#17 2001: A Space Odyssey Lego Set
Friday, March 21, 2008 by cesco7
Tired of assembling the Imperial Landing Craft from Return of the Jedi, Dumbledore’s office from Harry Potter and the Chamber of Secrets, Robert Preston from The Last Starfighter or any of a myriad of pre-designed Lego movie tie-in models that ask nothing of your mental faculties and leave you only with something recognizable but ultimately unrewarding to put on your shelf?

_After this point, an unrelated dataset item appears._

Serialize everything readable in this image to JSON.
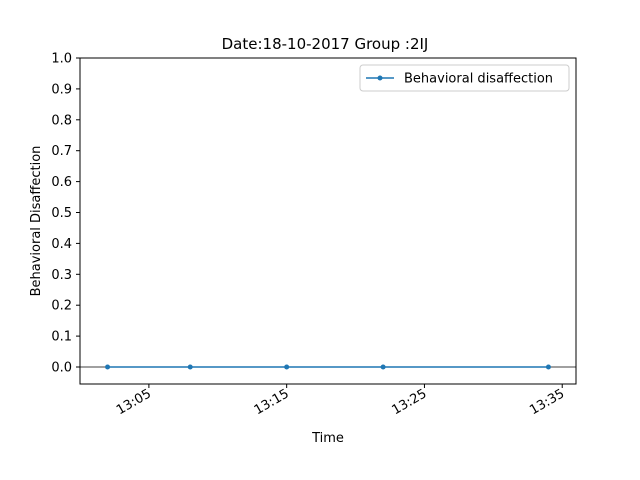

Then prepare to have your mind–and a good seven months–blown with the 2001: A Space Odyssey Lego Set. Your very conception of what a “fun toy” should be is challenged the moment you open the box only to find three seemingly unrelated sections, each equipped with a black monolith, their own maddeningly abstruse pieces and the use of sound in lieu of easy-to-follow instructions or even just one green platform on which to ground your creation. Then it’s off to engage in several, several hours of amusement as you use little prehistoric ape-men to reenact the first discovery of tools and homicide, construct wondrous spaceplanes and space orbital stations from an apparently refinanced Pan-Am while disassembling a talking computer that serves as the set’s one pop culture touchstone or just throw the whole imprecise, infuriating set against the wall as you struggle with the parallels of a floating fetus “starchild” to the nurturing amenities of a Louis XVI-era bedroom, the progression and regression of man and the birth and death of suns and ourselves only ultimately to realize that you simply could not give less of a crap.
In the end you’ll have an astounding model that isn’t so much enjoyable as critically-lauded, providing years of reverence and reflection while never once engaging you or your guests except when someone asks, “So…is it all just one big joke?”
Believe it or not, this actually (sort of) exists:
2001’s “Dawn of Man” in Legos:
http://www.truedimensions.com/lego/customs/2000/index.htm
Dang, Josh beat me to it. I also saw a Lego version of the “Discovery” spacecraft that looked to be about eight feet long.